DataLex mesh Interface check: /Users/.../jaffle-shop-DataLex
  strict: yes
  interfaces: ready

Step 11 — Turn on auto-commit (optional)

  1. Open the Commit dialog (⌘⇧G or the branch icon in the Chrome header).
  2. Enable Auto-commit on save.
  3. Back in the inspector, change three field descriptions in quick succession. Auto-commit debounces bursty saves: within ~3s you'll see exactly one new commit in git log.

Step 12 — See the readiness gate run on a PR

The repo ships .github/workflows/datalex.yml that runs actions/datalex-gate on every PR. To exercise it:

  1. git checkout -b touch-readiness
  2. Add a sloppy line to a YAML file (e.g. delete a description).
  3. Push and open a PR.
  4. The Action posts a sticky readiness comment, uploads SARIF to the Security tab, and fails when the score drops below 70.

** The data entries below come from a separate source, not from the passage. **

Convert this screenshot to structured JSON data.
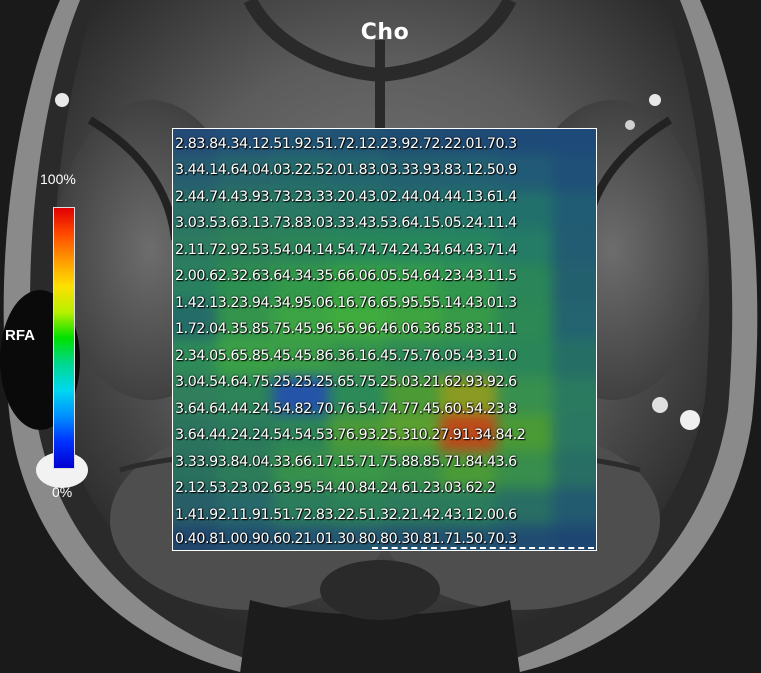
{
  "title": "Cho",
  "scale": {
    "max_label": "100%",
    "min_label": "0%",
    "name": "RFA"
  },
  "grid": {
    "rows": [
      "2.83.84.34.12.51.92.51.72.12.23.92.72.22.01.70.3",
      "3.44.14.64.04.03.22.52.01.83.03.33.93.83.12.50.9",
      "2.44.74.43.93.73.23.33.20.43.02.44.04.44.13.61.4",
      "3.03.53.63.13.73.83.03.33.43.53.64.15.05.24.11.4",
      "2.11.72.92.53.54.04.14.54.74.74.24.34.64.43.71.4",
      "2.00.62.32.63.64.34.35.66.06.05.54.64.23.43.11.5",
      "1.42.13.23.94.34.95.06.16.76.65.95.55.14.43.01.3",
      "1.72.04.35.85.75.45.96.56.96.46.06.36.85.83.11.1",
      "2.34.05.65.85.45.45.86.36.16.45.75.76.05.43.31.0",
      "3.04.54.64.75.25.25.25.65.75.25.03.21.62.93.92.6",
      "3.64.64.44.24.54.82.70.76.54.74.77.45.60.54.23.8",
      "3.64.44.24.24.54.54.53.76.93.25.310.27.91.34.84.2",
      "3.33.93.84.04.33.66.17.15.71.75.88.85.71.84.43.6",
      "2.12.53.23.02.63.95.54.40.84.24.61.23.03.62.2",
      "1.41.92.11.91.51.72.83.22.51.32.21.42.43.12.00.6",
      "0.40.81.00.90.60.21.01.30.80.80.30.81.71.50.70.3"
    ],
    "heat_colors": [
      [
        "#244a78",
        "#22507a",
        "#215578",
        "#205274",
        "#1f4d72",
        "#1f4a74",
        "#1e4a78",
        "#1e4a7a"
      ],
      [
        "#265c70",
        "#27666c",
        "#256a6a",
        "#24666e",
        "#236070",
        "#226072",
        "#215a76",
        "#1f5078"
      ],
      [
        "#2a7066",
        "#2a7862",
        "#287864",
        "#267466",
        "#24706a",
        "#23746a",
        "#22706c",
        "#205c74"
      ],
      [
        "#2c7a60",
        "#2c8058",
        "#2a8458",
        "#28885a",
        "#27885c",
        "#268660",
        "#247c66",
        "#225c72"
      ],
      [
        "#288060",
        "#2c8e50",
        "#32984a",
        "#36a244",
        "#34a048",
        "#30964e",
        "#2a8658",
        "#23606e"
      ],
      [
        "#246c68",
        "#34944c",
        "#3ca444",
        "#40ac3e",
        "#3ea440",
        "#369a48",
        "#2c8854",
        "#236470"
      ],
      [
        "#2e8a58",
        "#3aa046",
        "#3a9c48",
        "#34924e",
        "#2e8a56",
        "#2c8a58",
        "#2a8658",
        "#256e66"
      ],
      [
        "#307e5c",
        "#2c8458",
        "#2454a8",
        "#2c8a58",
        "#4c9a36",
        "#8a9a22",
        "#38904e",
        "#2a7a60"
      ],
      [
        "#2c745e",
        "#2a7a5c",
        "#2c8456",
        "#4a9a38",
        "#5aa030",
        "#bc4a1a",
        "#4a9a36",
        "#2a7862"
      ],
      [
        "#2a705e",
        "#2c7c5a",
        "#36904c",
        "#3a9648",
        "#389048",
        "#4a9a38",
        "#388e4c",
        "#286e64"
      ],
      [
        "#275e68",
        "#27686a",
        "#2a7c5c",
        "#2c8058",
        "#2c7a5c",
        "#2a7c5c",
        "#286e64",
        "#225a70"
      ],
      [
        "#20466e",
        "#214e70",
        "#235472",
        "#245872",
        "#235270",
        "#225270",
        "#204c72",
        "#1e4672"
      ]
    ]
  }
}
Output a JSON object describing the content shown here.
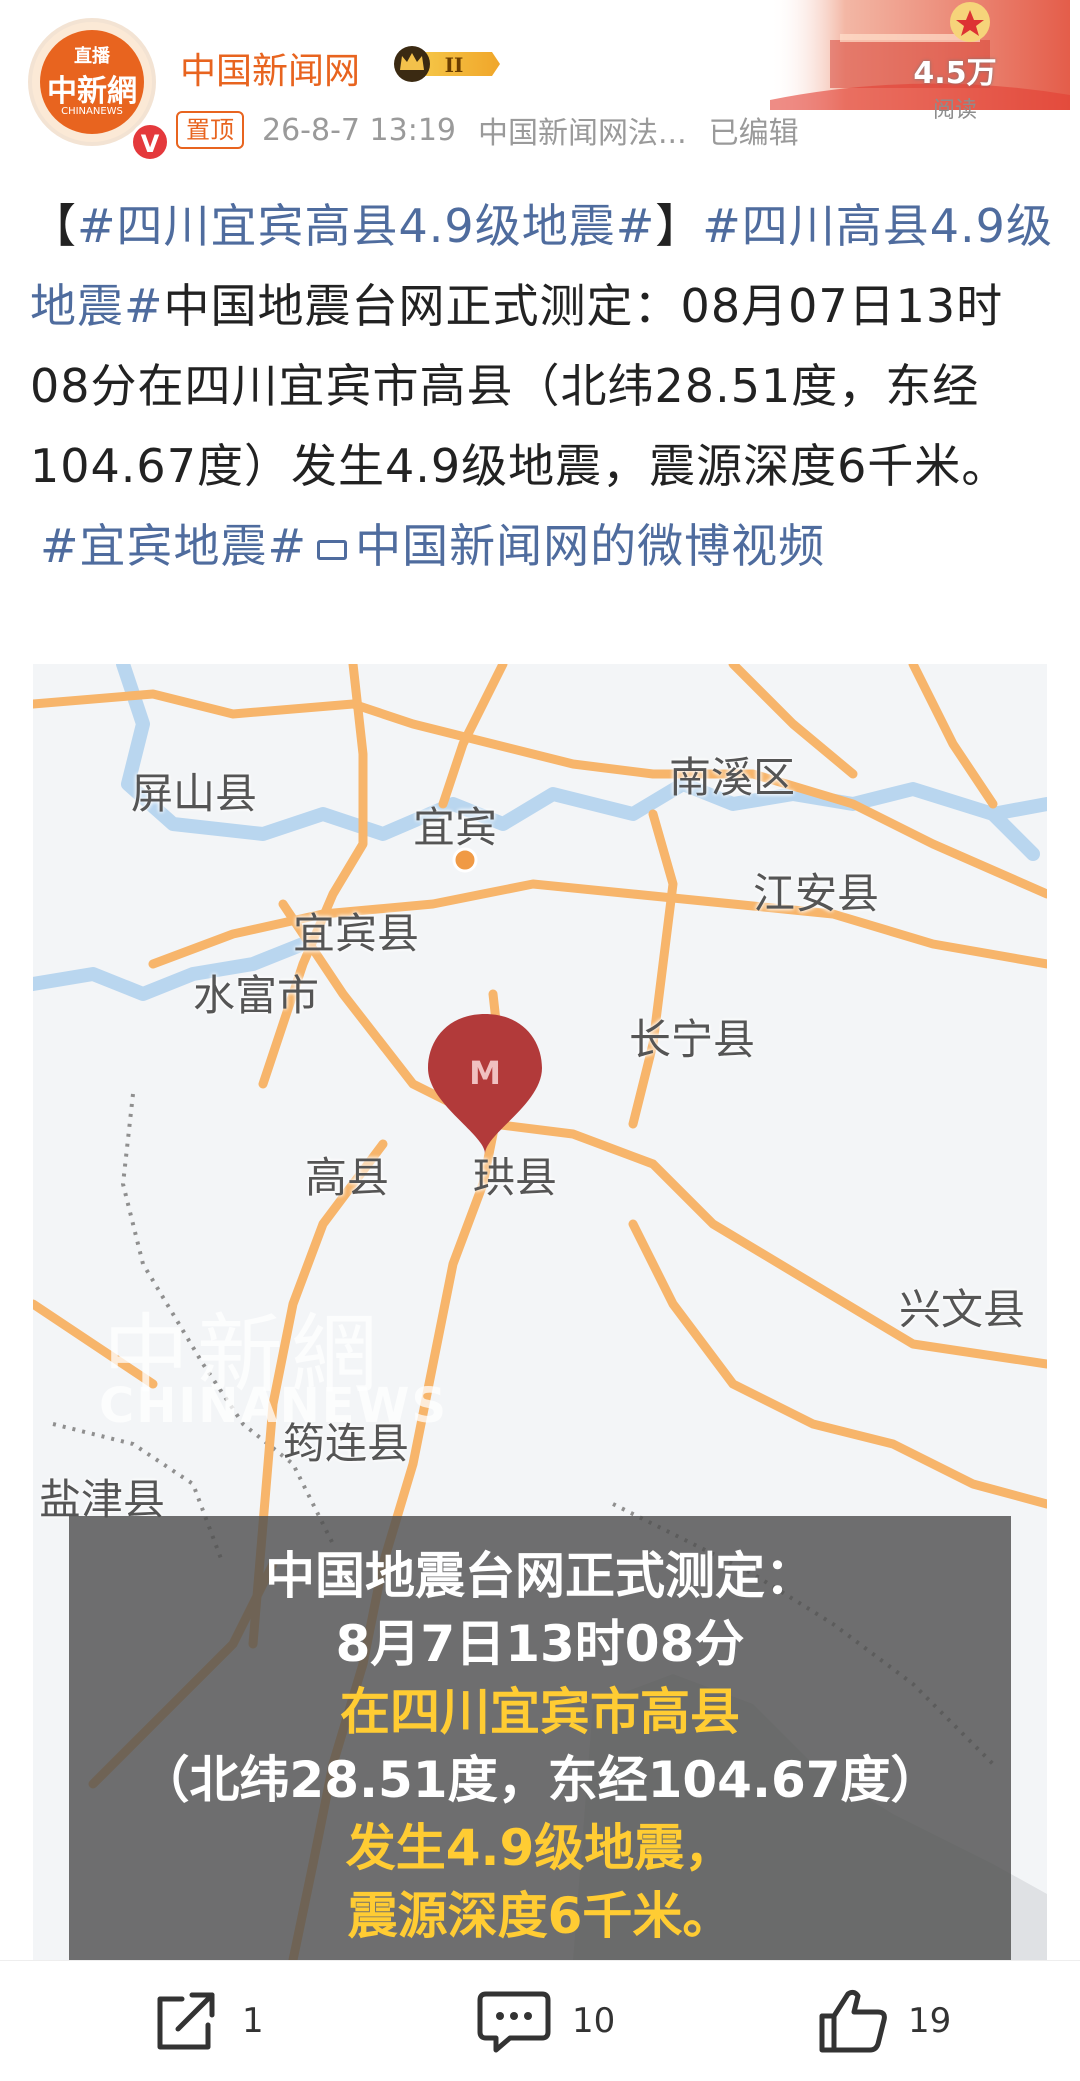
{
  "header": {
    "avatar": {
      "live_label": "直播",
      "logo_text": "中新網",
      "sub_text": "CHINANEWS",
      "verified_mark": "V"
    },
    "name": "中国新闻网",
    "level_badge": "II",
    "pin_label": "置顶",
    "timestamp": "26-8-7 13:19",
    "source": "中国新闻网法...",
    "edited": "已编辑",
    "read_count": "4.5万",
    "read_label": "阅读"
  },
  "post": {
    "tag1": "#四川宜宾高县4.9级地震#",
    "tag2": "#四川高县4.9级地震#",
    "body": "中国地震台网正式测定：08月07日13时08分在四川宜宾市高县（北纬28.51度，东经104.67度）发生4.9级地震，震源深度6千米。",
    "tag3": "#宜宾地震#",
    "video_link": "中国新闻网的微博视频"
  },
  "map": {
    "places": [
      "屏山县",
      "宜宾",
      "南溪区",
      "江安县",
      "宜宾县",
      "水富市",
      "长宁县",
      "高县",
      "珙县",
      "兴文县",
      "筠连县",
      "盐津县"
    ],
    "marker_letter": "M",
    "watermark": "中新網",
    "watermark_sub": "CHINANEWS",
    "caption_lines": [
      "中国地震台网正式测定：",
      "8月7日13时08分",
      "在四川宜宾市高县",
      "（北纬28.51度，东经104.67度）",
      "发生4.9级地震，",
      "震源深度6千米。"
    ]
  },
  "actions": {
    "share_count": "1",
    "comment_count": "10",
    "like_count": "19"
  },
  "colors": {
    "brand_orange": "#e8641f",
    "tag_blue": "#4f6c9e",
    "road_orange": "#f7b56b",
    "river_blue": "#b9d6ef",
    "marker_red": "#b23a3a",
    "caption_yellow": "#ffcc33"
  }
}
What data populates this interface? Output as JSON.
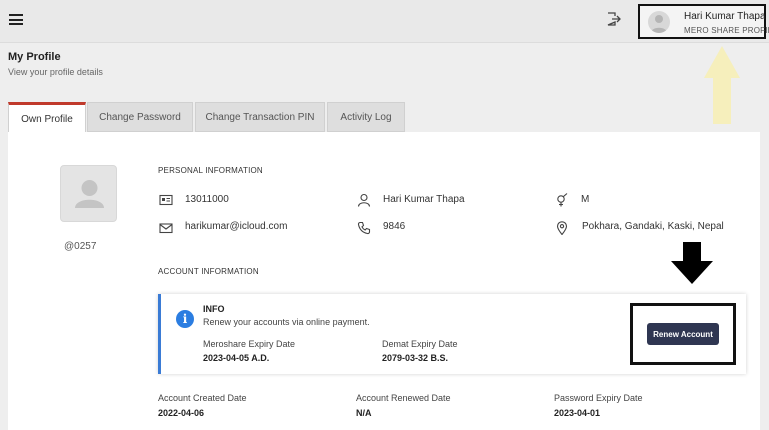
{
  "header": {
    "user_name": "Hari Kumar Thapa",
    "user_subtitle": "MERO SHARE PROFILE"
  },
  "page": {
    "title": "My Profile",
    "subtitle": "View your profile details"
  },
  "tabs": [
    {
      "label": "Own Profile",
      "active": true
    },
    {
      "label": "Change Password",
      "active": false
    },
    {
      "label": "Change Transaction PIN",
      "active": false
    },
    {
      "label": "Activity Log",
      "active": false
    }
  ],
  "profile": {
    "id_label": "@0257",
    "personal_heading": "PERSONAL INFORMATION",
    "client_code": "13011000",
    "name": "Hari Kumar Thapa",
    "gender": "M",
    "email": "harikumar@icloud.com",
    "phone": "9846",
    "address": "Pokhara, Gandaki, Kaski, Nepal"
  },
  "account": {
    "heading": "ACCOUNT INFORMATION",
    "info_title": "INFO",
    "info_message": "Renew your accounts via online payment.",
    "meroshare_expiry_label": "Meroshare Expiry Date",
    "meroshare_expiry_value": "2023-04-05 A.D.",
    "demat_expiry_label": "Demat Expiry Date",
    "demat_expiry_value": "2079-03-32 B.S.",
    "renew_button": "Renew Account",
    "created_label": "Account Created Date",
    "created_value": "2022-04-06",
    "renewed_label": "Account Renewed Date",
    "renewed_value": "N/A",
    "password_expiry_label": "Password Expiry Date",
    "password_expiry_value": "2023-04-01"
  },
  "colors": {
    "accent_red": "#c0392b",
    "info_blue": "#2b7de1",
    "button_navy": "#2f3652",
    "arrow_yellow": "#f6efbc"
  }
}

📖 See Tutorial: CI readiness gate for the full rollout — including how to ratchet min-score up over time.

What to do next

Troubleshooting

Symptom Fix
Clone fails with a network error Check GitHub access, firewalls, proxies, or clone the repo through your normal Git credentials.
dbt build cannot find a profile Run dbt commands from the repo root and include --profiles-dir .; the example ships a DuckDB profiles.yml.
Readiness review shows red everywhere The repo ships at ~78/100. If yours is much worse, run make doctor to confirm dbt has built — target/manifest.json and target/catalog.json both feed into the score.
DOC_BLOCK_OVERWRITE when applying an AI proposal on customer_id Doc-block-bound descriptions live in models/docs/_canonical.md. Edit the {% docs %} body, not the YAML description.
CONTRACT_PREFLIGHT on make push to dbt-sync A column in fct_orders is showing type: unknown. Run make build to repopulate types from the warehouse.
Diff panel keeps showing changes after save Stale editor state — hit ⌘R. The in-flight Zustand store and the on-disk bytes should match.
Auto-commit produces no commit Check git config user.email inside the cloned repo. The Chrome status bar shows the last auto-commit error as a toast.
ERR_MODULE_NOT_FOUND ... providerMeta.js during datalex serve Upgrade to datalex-cli 1.4.0 or newer.